Mr Morrison, who is the acting Home Affairs Minister, on Thursday effectively banned Chinese telecommunications giants Huawei and ZTE from bidding for lucrative 5G mobile phone network contracts due to security concerns. The move will further anger China.
Diplomats say Chinese officials are bemused by Australia’s string of leadership changes since 2007, and the political brinkmanship. Latest events in Canberra further undermine Canberra’s credibility in a one-party state where its rulers are rarely challenged.
Trade Minister Steve Ciobo, who had been due to lead a delegation of Australian business leaders to Shanghai in November and is the only senior minister to visit the country this year, on Thursday resigned from the Turnbull ministry.

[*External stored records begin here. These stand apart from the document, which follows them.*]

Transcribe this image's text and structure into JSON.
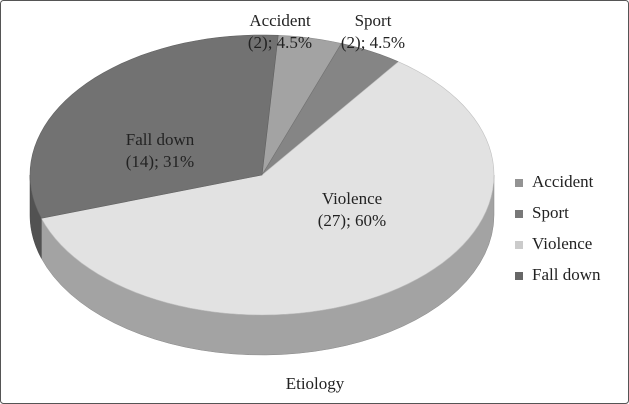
{
  "chart_data": {
    "type": "pie",
    "title": "Etiology",
    "categories": [
      "Accident",
      "Sport",
      "Violence",
      "Fall down"
    ],
    "values": [
      2,
      2,
      27,
      14
    ],
    "value_labels": [
      "(2); 4.5%",
      "(2); 4.5%",
      "(27); 60%",
      "(14); 31%"
    ],
    "colors": [
      "#a3a3a3",
      "#858585",
      "#e2e2e2",
      "#727272"
    ],
    "legend": "right"
  }
}
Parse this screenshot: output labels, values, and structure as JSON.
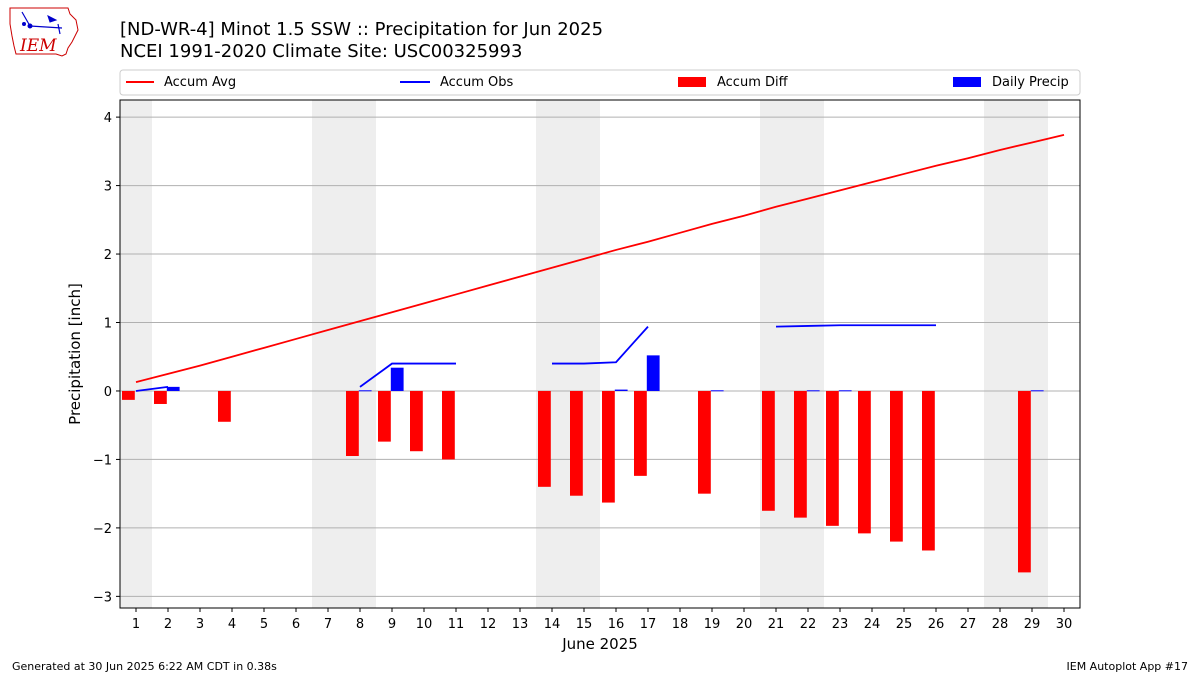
{
  "logo": {
    "text": "IEM"
  },
  "header": {
    "title": "[ND-WR-4] Minot 1.5 SSW :: Precipitation for Jun 2025",
    "subtitle": "NCEI 1991-2020 Climate Site: USC00325993"
  },
  "footer": {
    "left": "Generated at 30 Jun 2025 6:22 AM CDT in 0.38s",
    "right": "IEM Autoplot App #17"
  },
  "colors": {
    "avg": "#ff0000",
    "obs": "#0000ff",
    "diff": "#ff0000",
    "daily": "#0000ff",
    "weekend_band": "#eeeeee",
    "grid": "#b0b0b0"
  },
  "chart_data": {
    "type": "bar",
    "xlabel": "June 2025",
    "ylabel": "Precipitation [inch]",
    "xlim": [
      0.5,
      30.5
    ],
    "ylim": [
      -3.17,
      4.25
    ],
    "grid": true,
    "legend_position": "top",
    "x": [
      1,
      2,
      3,
      4,
      5,
      6,
      7,
      8,
      9,
      10,
      11,
      12,
      13,
      14,
      15,
      16,
      17,
      18,
      19,
      20,
      21,
      22,
      23,
      24,
      25,
      26,
      27,
      28,
      29,
      30
    ],
    "x_ticks": [
      "1",
      "2",
      "3",
      "4",
      "5",
      "6",
      "7",
      "8",
      "9",
      "10",
      "11",
      "12",
      "13",
      "14",
      "15",
      "16",
      "17",
      "18",
      "19",
      "20",
      "21",
      "22",
      "23",
      "24",
      "25",
      "26",
      "27",
      "28",
      "29",
      "30"
    ],
    "y_ticks": [
      "4",
      "3",
      "2",
      "1",
      "0",
      "−1",
      "−2",
      "−3"
    ],
    "y_tick_values": [
      4,
      3,
      2,
      1,
      0,
      -1,
      -2,
      -3
    ],
    "weekend_days": [
      1,
      7,
      8,
      14,
      15,
      21,
      22,
      28,
      29
    ],
    "series": [
      {
        "name": "Accum Avg",
        "type": "line",
        "values": [
          0.13,
          0.25,
          0.37,
          0.5,
          0.63,
          0.76,
          0.89,
          1.02,
          1.15,
          1.28,
          1.41,
          1.54,
          1.67,
          1.8,
          1.93,
          2.06,
          2.18,
          2.31,
          2.44,
          2.56,
          2.69,
          2.81,
          2.93,
          3.05,
          3.17,
          3.29,
          3.4,
          3.52,
          3.63,
          3.74
        ]
      },
      {
        "name": "Accum Obs",
        "type": "line",
        "values": [
          0.0,
          0.06,
          null,
          null,
          null,
          null,
          null,
          0.06,
          0.4,
          0.4,
          0.4,
          null,
          null,
          0.4,
          0.4,
          0.42,
          0.94,
          null,
          null,
          null,
          0.94,
          0.95,
          0.96,
          0.96,
          0.96,
          0.96,
          null,
          null,
          null,
          null
        ]
      },
      {
        "name": "Accum Diff",
        "type": "bar",
        "values": [
          -0.13,
          -0.19,
          null,
          -0.45,
          null,
          null,
          null,
          -0.95,
          -0.74,
          -0.88,
          -1.0,
          null,
          null,
          -1.4,
          -1.53,
          -1.63,
          -1.24,
          null,
          -1.5,
          null,
          -1.75,
          -1.85,
          -1.97,
          -2.08,
          -2.2,
          -2.33,
          null,
          null,
          -2.65,
          null
        ]
      },
      {
        "name": "Daily Precip",
        "type": "bar",
        "values": [
          null,
          0.06,
          null,
          null,
          null,
          null,
          null,
          0.01,
          0.34,
          null,
          null,
          null,
          null,
          null,
          null,
          0.02,
          0.52,
          null,
          0.01,
          null,
          null,
          0.01,
          0.01,
          null,
          null,
          null,
          null,
          null,
          0.01,
          null
        ]
      }
    ]
  }
}
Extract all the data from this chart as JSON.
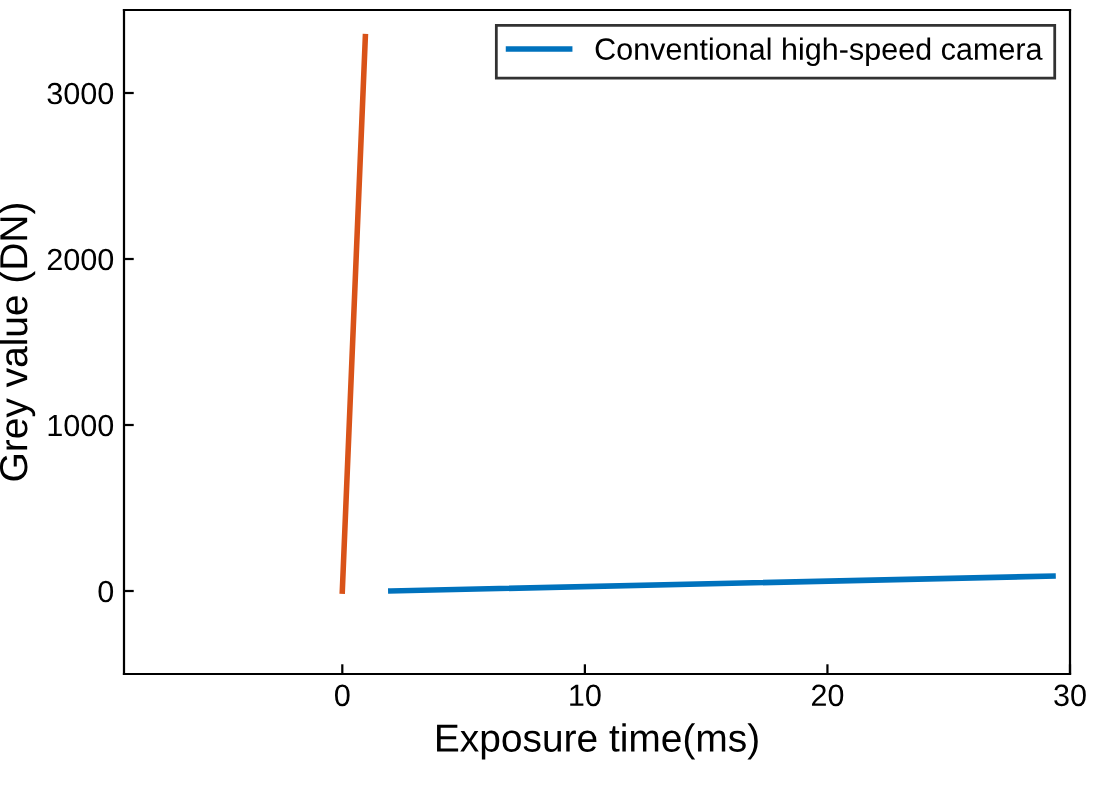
{
  "chart_data": {
    "type": "line",
    "xlabel": "Exposure time(ms)",
    "ylabel": "Grey value (DN)",
    "series": [
      {
        "color": "#d95319",
        "x": [
          0,
          0.95
        ],
        "values": [
          0,
          3340
        ]
      },
      {
        "name": "Conventional high-speed camera",
        "color": "#0072bd",
        "x": [
          2,
          29.3
        ],
        "values": [
          0,
          90
        ]
      }
    ],
    "xlim": [
      -9,
      30
    ],
    "xticks": [
      0,
      10,
      20,
      30
    ],
    "ylim": [
      -500,
      3500
    ],
    "yticks": [
      0,
      1000,
      2000,
      3000
    ],
    "legend": "top right",
    "grid": false
  }
}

The government said on Thursday the national security risks to 5G networks were greater than under the current technology.
“Vendors . . . subject to extrajudicial directions from a foreign government that conflict with Australian law, may risk failure by the carrier to adequately protect a 5G network from unauthorised access or interference,” acting Home Affairs Minister Scott Morrison said in a statement on Thursday morning.
While it did not specially mention China, the reference to “extrajudicial directions” is clearly aimed at the Chinese bidders.
Huawei said the outcome was “extremely disappointing”.
The Australian Financial Review revealed in April that anger over the Turnbull government’s rhetoric on China had prompted Beijing to refuse visas to ministers, while a major annual showcase of Australian trade and business in China was on the verge of being cancelled.
The government has not denied that China had delayed issuing visas to some ministers. However, Mr Turnbull’s speech this month and efforts by Foreign Minister Julie Bishop and Mr Ciobo to reset the relationship were seen as positive signs the relationship was shifting back in the right direction.
There has been little coverage in China of the political turmoil in Canberra, with the country’s media focused on trade tension with the United States.
Labor, which has also struggled with its relationship with China in the past, has been stepping up criticism of the government’s management of ties with Beijing and hopes to resolve tensions in the bilateral relationship if it wins power at the next election.